Use Ctrl+P (or Cmd+P) to save as PDF. Back to paper
You download a .gguf file. You point llama.cpp or Ollama at it. It works.
What you downloaded is not a weight dump. It is a binary container format — and the design decisions inside it explain most of why self-hosted inference became practical.
GGUF (GGML Universal File Format) replaced GGML and its short-lived successor GGJT in August 2023. The core problem with the old formats: they stored model hyperparameters as a fixed, untyped list. Add a new field, break every existing reader. The format was fragile by design.
GGUF fixed this with a typed key-value metadata structure. New metadata can be appended without touching existing entries. Readers that do not recognize a key skip it safely. The format is forward-compatible by construction.
A GGUF file has four sections: a magic header (GGUF + version number), a metadata block, a tensor info table, and the raw tensor data.
The metadata block is what changes everything:
1. The model architecture. Context length, attention heads, feed-forward dimensions, RoPE frequency base — all embedded. No external config file required.

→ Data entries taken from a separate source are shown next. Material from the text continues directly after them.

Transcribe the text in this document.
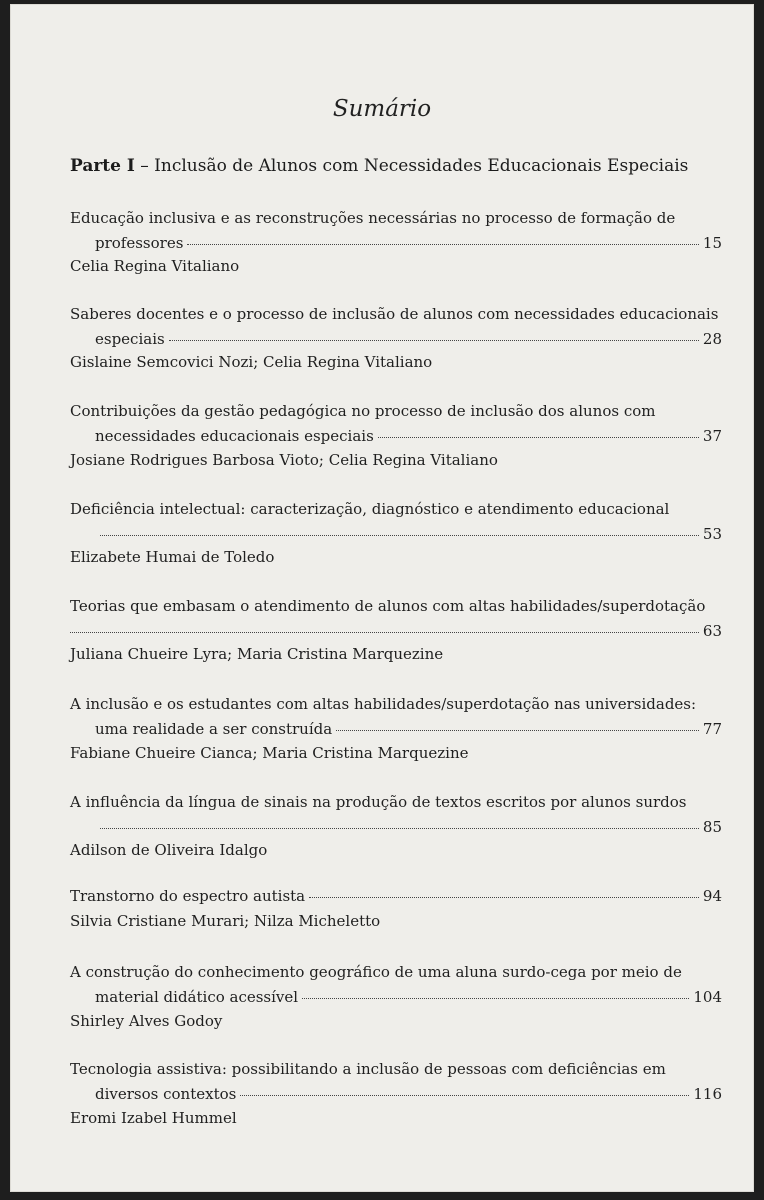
Sumário
Parte I – Inclusão de Alunos com Necessidades Educacionais Especiais
Educação inclusiva e as reconstruções necessárias no processo de formação de
professores	15
Celia Regina Vitaliano
Saberes docentes e o processo de inclusão de alunos com necessidades educacionais
especiais	28
Gislaine Semcovici Nozi; Celia Regina Vitaliano
Contribuições da gestão pedagógica no processo de inclusão dos alunos com
necessidades educacionais especiais	37
Josiane Rodrigues Barbosa Vioto; Celia Regina Vitaliano
Deficiência intelectual: caracterização, diagnóstico e atendimento educacional
53
Elizabete Humai de Toledo
Teorias que embasam o atendimento de alunos com altas habilidades/superdotação
63
Juliana Chueire Lyra; Maria Cristina Marquezine
A inclusão e os estudantes com altas habilidades/superdotação nas universidades:
uma realidade a ser construída	77
Fabiane Chueire Cianca; Maria Cristina Marquezine
A influência da língua de sinais na produção de textos escritos por alunos surdos
85
Adilson de Oliveira Idalgo
Transtorno do espectro autista	94
Silvia Cristiane Murari; Nilza Micheletto
A construção do conhecimento geográfico de uma aluna surdo-cega por meio de
material didático acessível	104
Shirley Alves Godoy
Tecnologia assistiva: possibilitando a inclusão de pessoas com deficiências em
diversos contextos	116
Eromi Izabel Hummel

2. The tokenizer. Vocabulary, merge rules, special tokens, chat template — all present. One file, no tokenizer.json sidecar.

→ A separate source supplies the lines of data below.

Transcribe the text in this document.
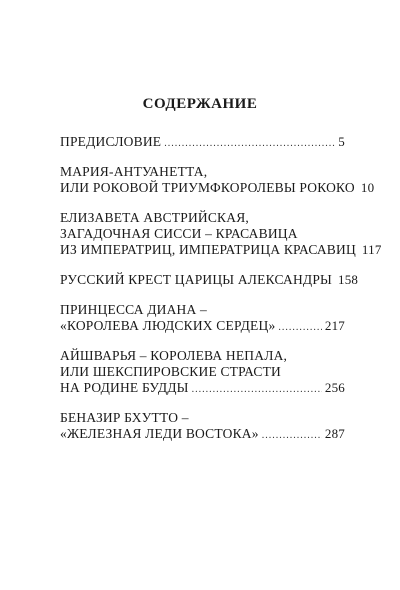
СОДЕРЖАНИЕ
ПРЕДИСЛОВИЕ .....	5
МАРИЯ-АНТУАНЕТТА,
ИЛИ РОКОВОЙ ТРИУМФКОРОЛЕВЫ РОКОКО 10
ЕЛИЗАВЕТА АВСТРИЙСКАЯ,
ЗАГАДОЧНАЯ СИССИ – КРАСАВИЦА
ИЗ ИМПЕРАТРИЦ, ИМПЕРАТРИЦА КРАСАВИЦ 117
РУССКИЙ КРЕСТ ЦАРИЦЫ АЛЕКСАНДРЫ 158
ПРИНЦЕССА ДИАНА –
«КОРОЛЕВА ЛЮДСКИХ СЕРДЕЦ» .....	217
АЙШВАРЬЯ – КОРОЛЕВА НЕПАЛА,
ИЛИ ШЕКСПИРОВСКИЕ СТРАСТИ
НА РОДИНЕ БУДДЫ .....	256
БЕНАЗИР БХУТТО –
«ЖЕЛЕЗНАЯ ЛЕДИ ВОСТОКА» .....	287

3. The quantization scheme, per tensor. Embedding layers can be F16 while attention layers are Q4_K_M and feed-forward layers are Q6_K. Mixed precision is first-class, not a hack.
The tensor data section is aligned to a hardware boundary (default 32 bytes). That alignment is not cosmetic — it enables memory-mapping. The OS pages in only what is accessed. A 7B model loads in under a second. A 70B model can be partially loaded across CPU and GPU without copying the full file into RAM.
GGML was built for Llama. When Falcon, Mistral, Phi, and Qwen arrived, each needed custom parsing code. GGUF's generic key-value metadata handles every architecture with the same reader. Over 100 architectures are now supported.
The other reason: GGML had no embedded tokenizer. Every model needed external Python scripts at load time. GGUF eliminated that dependency entirely. The file is the model.
When Hugging Face standardized on GGUF for quantized model distribution, self-hosted inference crossed a threshold. The format made the problem of "getting a model running" trivially solvable. The hard problem shifted upstream — to quantization quality, context length, and throughput — where it belongs.
GGUF did not make models better. It made distribution correct. That is enough.